The wisdom of the ill informed

Stephan Neuhaus neuhaus at st.cs.uni-sb.de
Tue Jul 1 12:09:38 EDT 2008


On Jul 1, 2008, at 17:39, Perry E. Metzger wrote:

> Ed, there is a reason no one in the US, not even Wells Fargo which you
> falsely cited, does what you suggest. None of them use 4 digit PINs,
> none of them use customer account numbers as account names. (It is
> possible SOMEONE out there does this, but I'm not aware of it.)
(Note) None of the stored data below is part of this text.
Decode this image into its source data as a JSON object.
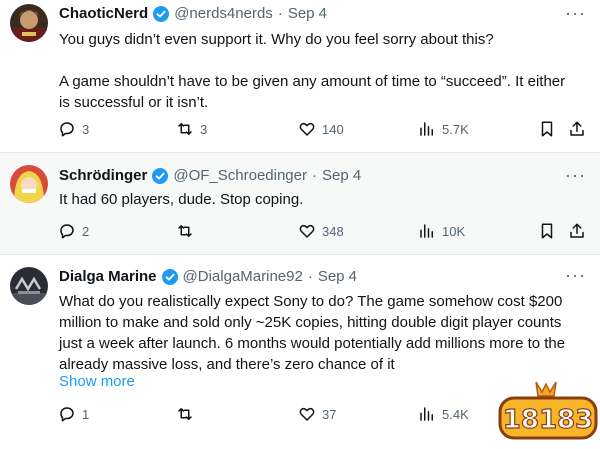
{
  "tweets": [
    {
      "name": "ChaoticNerd",
      "handle": "@nerds4nerds",
      "date": "Sep 4",
      "paragraphs": [
        "You guys didn’t even support it. Why do you feel sorry about this?",
        "A game shouldn’t have to be given any amount of time to “succeed”. It either is successful or it isn’t."
      ],
      "replies": "3",
      "reposts": "3",
      "likes": "140",
      "views": "5.7K"
    },
    {
      "name": "Schrödinger",
      "handle": "@OF_Schroedinger",
      "date": "Sep 4",
      "paragraphs": [
        "It had 60 players, dude. Stop coping."
      ],
      "replies": "2",
      "reposts": "",
      "likes": "348",
      "views": "10K"
    },
    {
      "name": "Dialga Marine",
      "handle": "@DialgaMarine92",
      "date": "Sep 4",
      "paragraphs": [
        "What do you realistically expect Sony to do? The game somehow cost $200 million to make and sold only ~25K copies, hitting double digit player counts just a week after launch. 6 months would potentially add millions more to the already massive loss, and there’s zero chance of it"
      ],
      "show_more": "Show more",
      "replies": "1",
      "reposts": "",
      "likes": "37",
      "views": "5.4K"
    }
  ],
  "more_glyph": "···",
  "separator_dot": "·",
  "watermark_text": "18183",
  "colors": {
    "verified": "#1d9bf0",
    "muted": "#536471",
    "link": "#1d9bf0",
    "hover_bg": "#f7f9f9"
  },
  "icons": [
    "verified-badge-icon",
    "reply-icon",
    "repost-icon",
    "like-icon",
    "views-icon",
    "bookmark-icon",
    "share-icon",
    "more-icon"
  ]
}
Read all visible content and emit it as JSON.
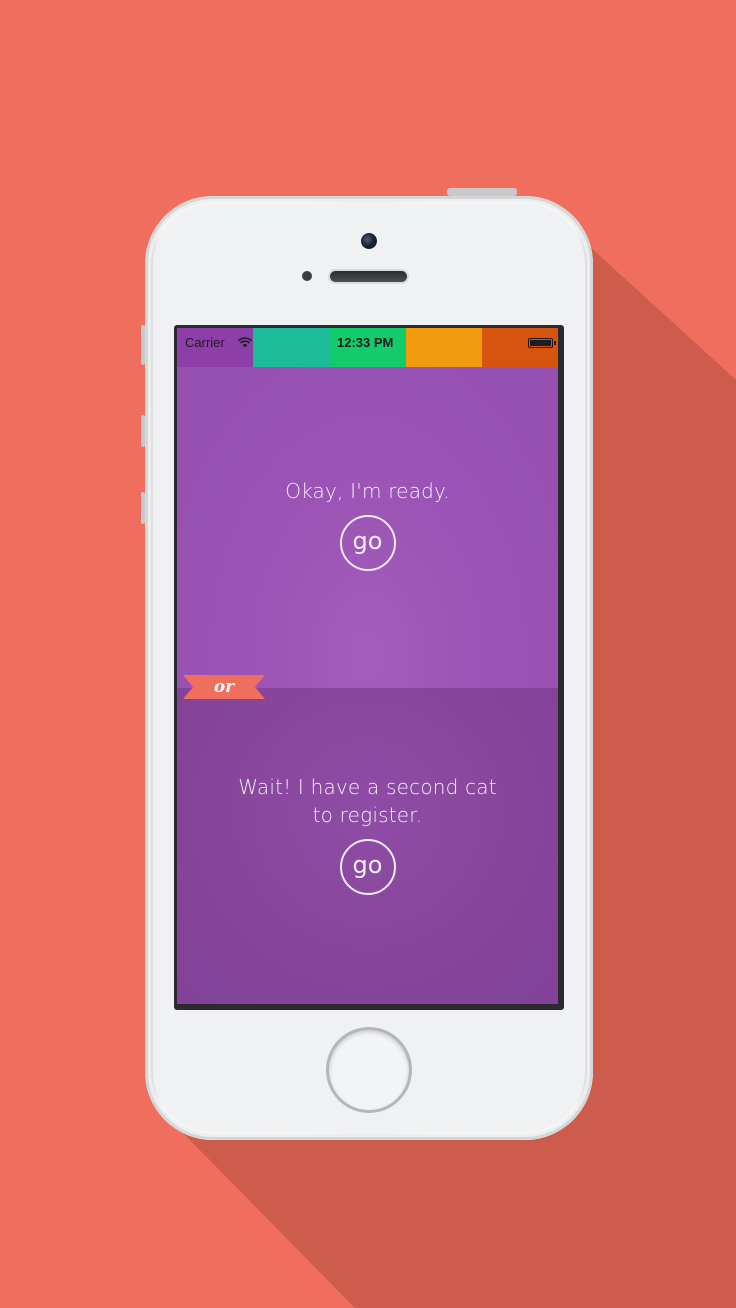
{
  "colors": {
    "background": "#ef6e5e",
    "long_shadow": "#cd5c4d",
    "accent_ribbon": "#ef6e5e",
    "status_segments": [
      "#8e3ea8",
      "#1cbc9a",
      "#12cb6b",
      "#f29a0d",
      "#d7540f"
    ]
  },
  "status_bar": {
    "carrier": "Carrier",
    "time": "12:33 PM",
    "signal_icon": "wifi-icon",
    "battery_icon": "battery-icon"
  },
  "main": {
    "top_prompt": "Okay, I'm ready.",
    "top_button": "go",
    "divider": "or",
    "bottom_prompt": "Wait! I have a second cat to register.",
    "bottom_button": "go"
  }
}
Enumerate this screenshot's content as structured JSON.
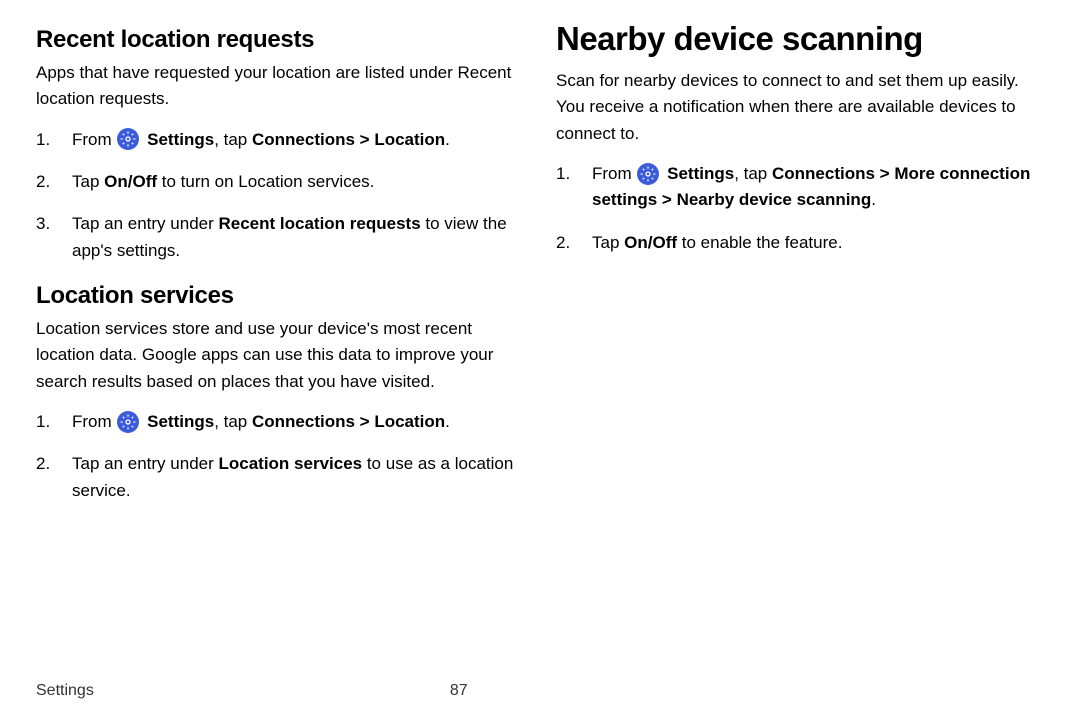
{
  "left": {
    "section1": {
      "heading": "Recent location requests",
      "body": "Apps that have requested your location are listed under Recent location requests.",
      "steps": {
        "s1_pre": "From ",
        "s1_settings": "Settings",
        "s1_mid": ", tap ",
        "s1_connections": "Connections",
        "s1_chevron": " > ",
        "s1_location": "Location",
        "s1_end": ".",
        "s2_pre": "Tap ",
        "s2_onoff": "On/Off",
        "s2_post": " to turn on Location services.",
        "s3_pre": "Tap an entry under ",
        "s3_bold": "Recent location requests",
        "s3_post": " to view the app's settings."
      }
    },
    "section2": {
      "heading": "Location services",
      "body": "Location services store and use your device's most recent location data. Google apps can use this data to improve your search results based on places that you have visited.",
      "steps": {
        "s1_pre": "From ",
        "s1_settings": "Settings",
        "s1_mid": ", tap ",
        "s1_connections": "Connections",
        "s1_chevron": " > ",
        "s1_location": "Location",
        "s1_end": ".",
        "s2_pre": "Tap an entry under ",
        "s2_bold": "Location services",
        "s2_post": " to use as a location service."
      }
    }
  },
  "right": {
    "heading": "Nearby device scanning",
    "body": "Scan for nearby devices to connect to and set them up easily. You receive a notification when there are available devices to connect to.",
    "steps": {
      "s1_pre": "From ",
      "s1_settings": "Settings",
      "s1_mid": ", tap ",
      "s1_connections": "Connections",
      "s1_chev1": " > ",
      "s1_more": "More connection settings",
      "s1_chev2": " > ",
      "s1_nearby": "Nearby device scanning",
      "s1_end": ".",
      "s2_pre": "Tap ",
      "s2_onoff": "On/Off",
      "s2_post": " to enable the feature."
    }
  },
  "footer": {
    "label": "Settings",
    "page": "87"
  }
}
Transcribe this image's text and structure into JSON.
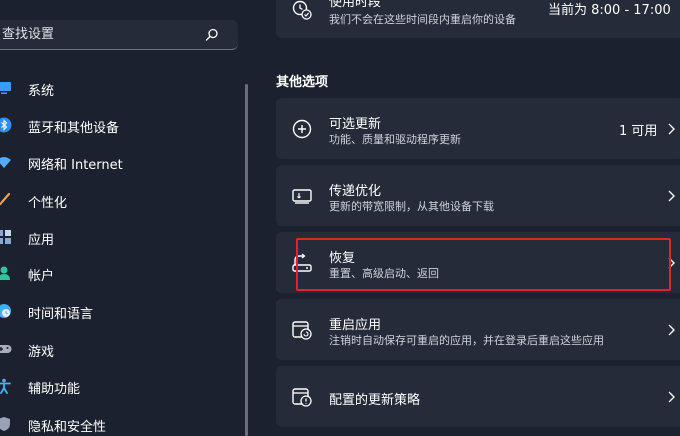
{
  "search": {
    "placeholder": "查找设置"
  },
  "sidebar": {
    "items": [
      {
        "label": "系统",
        "icon": "monitor-icon",
        "color": "#3a9bff"
      },
      {
        "label": "蓝牙和其他设备",
        "icon": "bluetooth-icon",
        "color": "#2e8cff"
      },
      {
        "label": "网络和 Internet",
        "icon": "wifi-icon",
        "color": "#58a8ff"
      },
      {
        "label": "个性化",
        "icon": "brush-icon",
        "color": "#e8a54b"
      },
      {
        "label": "应用",
        "icon": "apps-icon",
        "color": "#8aa6d6"
      },
      {
        "label": "帐户",
        "icon": "person-icon",
        "color": "#2fc59a"
      },
      {
        "label": "时间和语言",
        "icon": "globe-clock-icon",
        "color": "#3ab0ff"
      },
      {
        "label": "游戏",
        "icon": "gamepad-icon",
        "color": "#a9adb8"
      },
      {
        "label": "辅助功能",
        "icon": "accessibility-icon",
        "color": "#3ab8ff"
      },
      {
        "label": "隐私和安全性",
        "icon": "shield-icon",
        "color": "#9aa3b5"
      }
    ]
  },
  "active_hours": {
    "title": "使用时段",
    "subtitle": "我们不会在这些时间段内重启你的设备",
    "value": "当前为 8:00 - 17:00"
  },
  "other_options": {
    "heading": "其他选项",
    "cards": [
      {
        "title": "可选更新",
        "subtitle": "功能、质量和驱动程序更新",
        "value": "1 可用",
        "icon": "plus-circle-icon"
      },
      {
        "title": "传递优化",
        "subtitle": "更新的带宽限制，从其他设备下载",
        "value": "",
        "icon": "delivery-optimization-icon"
      },
      {
        "title": "恢复",
        "subtitle": "重置、高级启动、返回",
        "value": "",
        "icon": "recovery-icon"
      },
      {
        "title": "重启应用",
        "subtitle": "注销时自动保存可重启的应用，并在登录后重启这些应用",
        "value": "",
        "icon": "restart-apps-icon"
      },
      {
        "title": "配置的更新策略",
        "subtitle": "",
        "value": "",
        "icon": "update-policy-icon"
      }
    ]
  },
  "colors": {
    "background": "#1c2130",
    "card": "#262b3a",
    "highlight": "#e0242a"
  }
}
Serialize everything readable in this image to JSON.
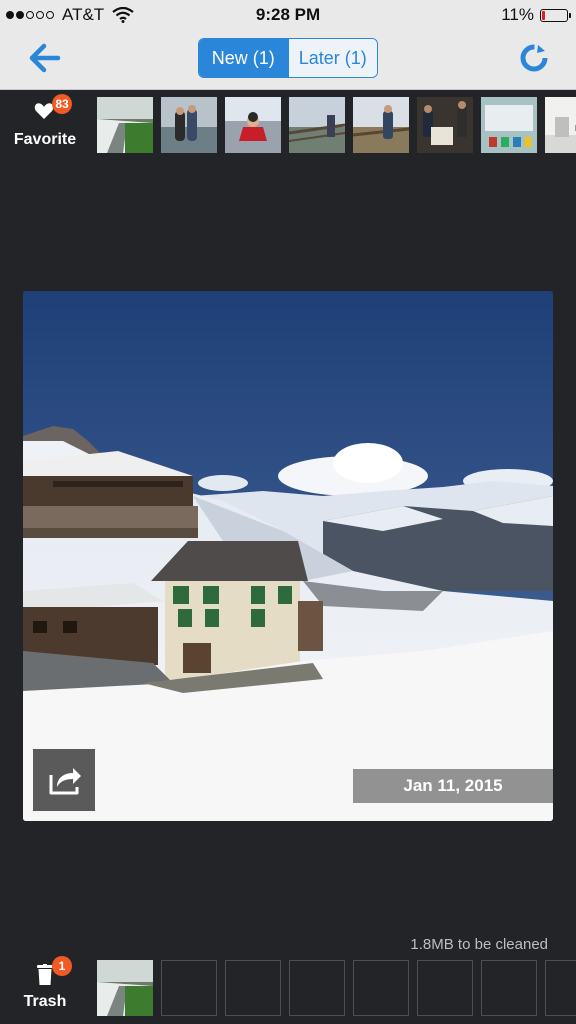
{
  "status": {
    "carrier": "AT&T",
    "time": "9:28 PM",
    "battery": "11%",
    "battery_level": 0.11,
    "signal_bars_filled": 2,
    "signal_bars_total": 5
  },
  "nav": {
    "tab_new": "New (1)",
    "tab_later": "Later (1)",
    "active_tab": "new",
    "back_icon": "back-arrow-icon",
    "refresh_icon": "refresh-icon"
  },
  "favorites": {
    "label": "Favorite",
    "count": "83",
    "icon": "heart-icon",
    "thumbnails": [
      "snowy-path",
      "couple-beach",
      "child-on-rocks",
      "railing-view",
      "man-at-fence",
      "group-indoor",
      "museum-display",
      "white-room"
    ]
  },
  "photo": {
    "date": "Jan 11, 2015",
    "share_icon": "share-icon",
    "subject": "snowy-alpine-chalets"
  },
  "trash": {
    "label": "Trash",
    "count": "1",
    "icon": "trash-icon",
    "clean_text": "1.8MB to be cleaned",
    "filled_slots": 1,
    "total_slots": 8
  },
  "colors": {
    "accent": "#2a86d8",
    "badge": "#f05a24",
    "background": "#232428",
    "bar": "#e9e9ea"
  }
}
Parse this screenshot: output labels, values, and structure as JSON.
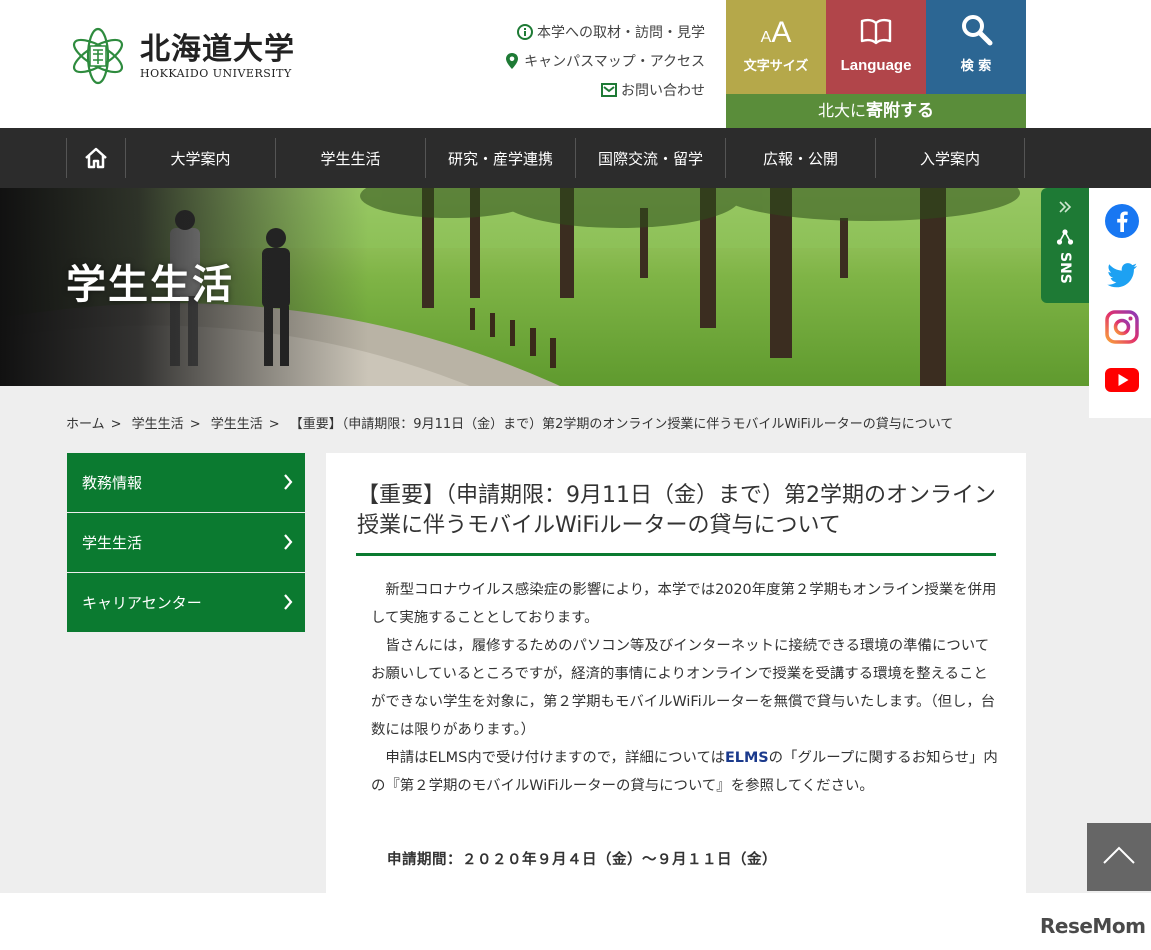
{
  "header": {
    "logo_jp": "北海道大学",
    "logo_en": "HOKKAIDO UNIVERSITY",
    "util_links": [
      {
        "label": "本学への取材・訪問・見学",
        "icon": "info-icon"
      },
      {
        "label": "キャンパスマップ・アクセス",
        "icon": "map-pin-icon"
      },
      {
        "label": "お問い合わせ",
        "icon": "mail-icon"
      }
    ],
    "font_size_label": "文字サイズ",
    "font_size_glyph_small": "A",
    "font_size_glyph_large": "A",
    "language_label": "Language",
    "search_label": "検 索",
    "donate_prefix": "北大に",
    "donate_bold": "寄附する",
    "colors": {
      "font": "#b5a84a",
      "language": "#b1454a",
      "search": "#2c6693",
      "donate": "#5a8d3a"
    }
  },
  "nav": {
    "home_icon": "home-icon",
    "items": [
      "大学案内",
      "学生生活",
      "研究・産学連携",
      "国際交流・留学",
      "広報・公開",
      "入学案内"
    ]
  },
  "hero": {
    "title": "学生生活"
  },
  "sns": {
    "tab_label": "SNS",
    "icons": [
      "facebook-icon",
      "twitter-icon",
      "instagram-icon",
      "youtube-icon"
    ]
  },
  "breadcrumb": [
    "ホーム",
    "学生生活",
    "学生生活",
    "【重要】（申請期限：9月11日（金）まで）第2学期のオンライン授業に伴うモバイルWiFiルーターの貸与について"
  ],
  "breadcrumb_sep": ">",
  "side_menu": [
    "教務情報",
    "学生生活",
    "キャリアセンター"
  ],
  "article": {
    "title": "【重要】（申請期限：9月11日（金）まで）第2学期のオンライン授業に伴うモバイルWiFiルーターの貸与について",
    "p1": "新型コロナウイルス感染症の影響により，本学では2020年度第２学期もオンライン授業を併用して実施することとしております。",
    "p2": "皆さんには，履修するためのパソコン等及びインターネットに接続できる環境の準備についてお願いしているところですが，経済的事情によりオンラインで授業を受講する環境を整えることができない学生を対象に，第２学期もモバイルWiFiルーターを無償で貸与いたします。（但し，台数には限りがあります。）",
    "p3_before": "申請はELMS内で受け付けますので，詳細については",
    "p3_link": "ELMS",
    "p3_after": "の「グループに関するお知らせ」内の『第２学期のモバイルWiFiルーターの貸与について』を参照してください。",
    "period": "申請期間：２０２０年９月４日（金）～９月１１日（金）"
  },
  "watermark": "ReseMom"
}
Many German savings banks use account numbers as account names (see,  
e.g., https://bankingportal.stadtsparkasse-kaiserslautern.de/banking/) http://www.stadtsparkasse-kaiserslautern.de 
), as does, for example, the Saarländische Landesbank (https://banking.saarlb.de/cgi/anfang.cgi 
). Most will not use 4-digit PINs, though.

> I understand
> some European banks even do stuff like mailing people cards with one
> time passwords.

Do you mean TANs (TransAction Numbers)? TANs are used to authorize  
transactions that could affect your account balance.  So stealing the  
PIN will let you look at the balance, but will not let you steal money  
(through this channel).

(Or maybe you knew all this already and I just missed the irony.)